More than that, she went on to tell me, on some nights Chorley would lead her out of the club and to big houses where rows and rows of paintings hung.
Foxglove fetched some of the copies she’d made, all stored in a genuine brown leather A1 sized art case that was probably older then my dad and definitely better maintained.
Most of her pictures were portraits and mythological scenes, of the diaphanous dress and cherub school of slipping one past a disapproving censor. My limited art knowledge pegged the majority as post-Renaissance to Victorian. One I did recognise was of a white woman in a blue dress drawing a magic circle around herself while a brazier belches a column of white smoke into the sky. The Magic Circle by John William Waterhouse, which I’d stumbled across while researching Martin Chorley’s taste in art. It stuck in my mind because of the subject’s flagrant health and safety violation. As any competent practitioner will tell you, you always complete your protective circle before you start your workings.

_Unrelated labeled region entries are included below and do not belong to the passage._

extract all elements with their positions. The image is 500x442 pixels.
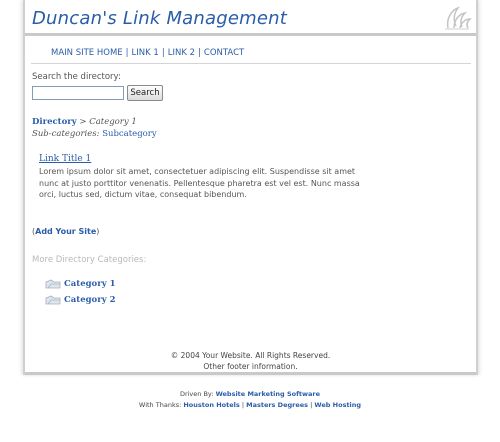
nav-contact[interactable]: CONTACT [204, 48, 244, 58]
listing-title-link[interactable]: Link Title 1 [39, 154, 91, 164]
add-site: (Add Your Site) [32, 227, 99, 236]
nav-link-1[interactable]: LINK 1 [132, 48, 159, 58]
folder-icon [45, 295, 61, 305]
listing-description: Lorem ipsum dolor sit amet, consectetuer… [39, 167, 360, 199]
add-site-close-paren: ) [96, 227, 100, 236]
footer-copyright: © 2004 Your Website. All Rights Reserved… [170, 351, 331, 360]
nav-divider [31, 63, 471, 64]
folder-icon [45, 279, 61, 289]
more-categories-label: More Directory Categories: [32, 255, 147, 265]
driven-by-label: Driven By: [179, 390, 214, 398]
subcategories: Sub-categories: Subcategory [32, 129, 157, 139]
nav-separator: | [125, 48, 129, 58]
nav-separator: | [161, 48, 165, 58]
category-item: Category 2 [45, 293, 116, 307]
page-container: Duncan's Link Management MAIN SITE HOME |… [23, 0, 478, 375]
add-your-site-link[interactable]: Add Your Site [35, 227, 96, 236]
nav-link-2[interactable]: LINK 2 [168, 48, 195, 58]
search-label: Search the directory: [32, 72, 121, 82]
category-item: Category 1 [45, 277, 116, 291]
breadcrumb: Directory > Category 1 [32, 117, 137, 127]
nav-separator: | [198, 48, 201, 58]
credits-separator: | [241, 401, 245, 409]
footer-other-info: Other footer information. [203, 362, 298, 371]
swirl-logo-icon [445, 6, 472, 30]
credits-thanks: With Thanks: Houston Hotels | Masters De… [0, 401, 500, 409]
web-hosting-link[interactable]: Web Hosting [314, 401, 361, 409]
category-2-link[interactable]: Category 2 [64, 295, 116, 305]
header: Duncan's Link Management [25, 0, 476, 36]
nav-main-site-home[interactable]: MAIN SITE HOME [51, 48, 123, 58]
credits-driven-by: Driven By: Website Marketing Software [0, 390, 500, 398]
breadcrumb-separator: > [79, 117, 87, 127]
search-input[interactable] [32, 86, 124, 100]
credits-separator: | [310, 401, 313, 409]
search-button[interactable]: Search [127, 85, 163, 101]
houston-hotels-link[interactable]: Houston Hotels [183, 401, 239, 409]
website-marketing-software-link[interactable]: Website Marketing Software [216, 390, 320, 398]
breadcrumb-directory-link[interactable]: Directory [32, 117, 77, 127]
breadcrumb-current: Category 1 [89, 117, 137, 127]
with-thanks-label: With Thanks: [138, 401, 182, 409]
category-1-link[interactable]: Category 1 [64, 279, 116, 289]
page-bottom-border [25, 372, 476, 375]
subcategory-link[interactable]: Subcategory [102, 129, 156, 139]
main-nav: MAIN SITE HOME | LINK 1 | LINK 2 | CONTACT [51, 48, 244, 62]
subcategories-label: Sub-categories: [32, 129, 100, 139]
masters-degrees-link[interactable]: Masters Degrees [246, 401, 308, 409]
site-title: Duncan's Link Management [32, 8, 288, 29]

The steel blue of the sorceress’s dress was brighter than I remembered from the original and the belt sash a deeper, richer burgundy. The crows that watched her were the same midnight black as her hair.
Perhaps, I thought, this is what the painting looked like when Waterhouse turned it out in the 1880s – before the years dimmed its canvas.
Now, my brushes with fine art have mostly involved magic pots and guilt-ridden Old Soldiers, but I seriously doubted that Martin Chorley had been encouraging Foxglove’s hobby out of the goodness of his heart.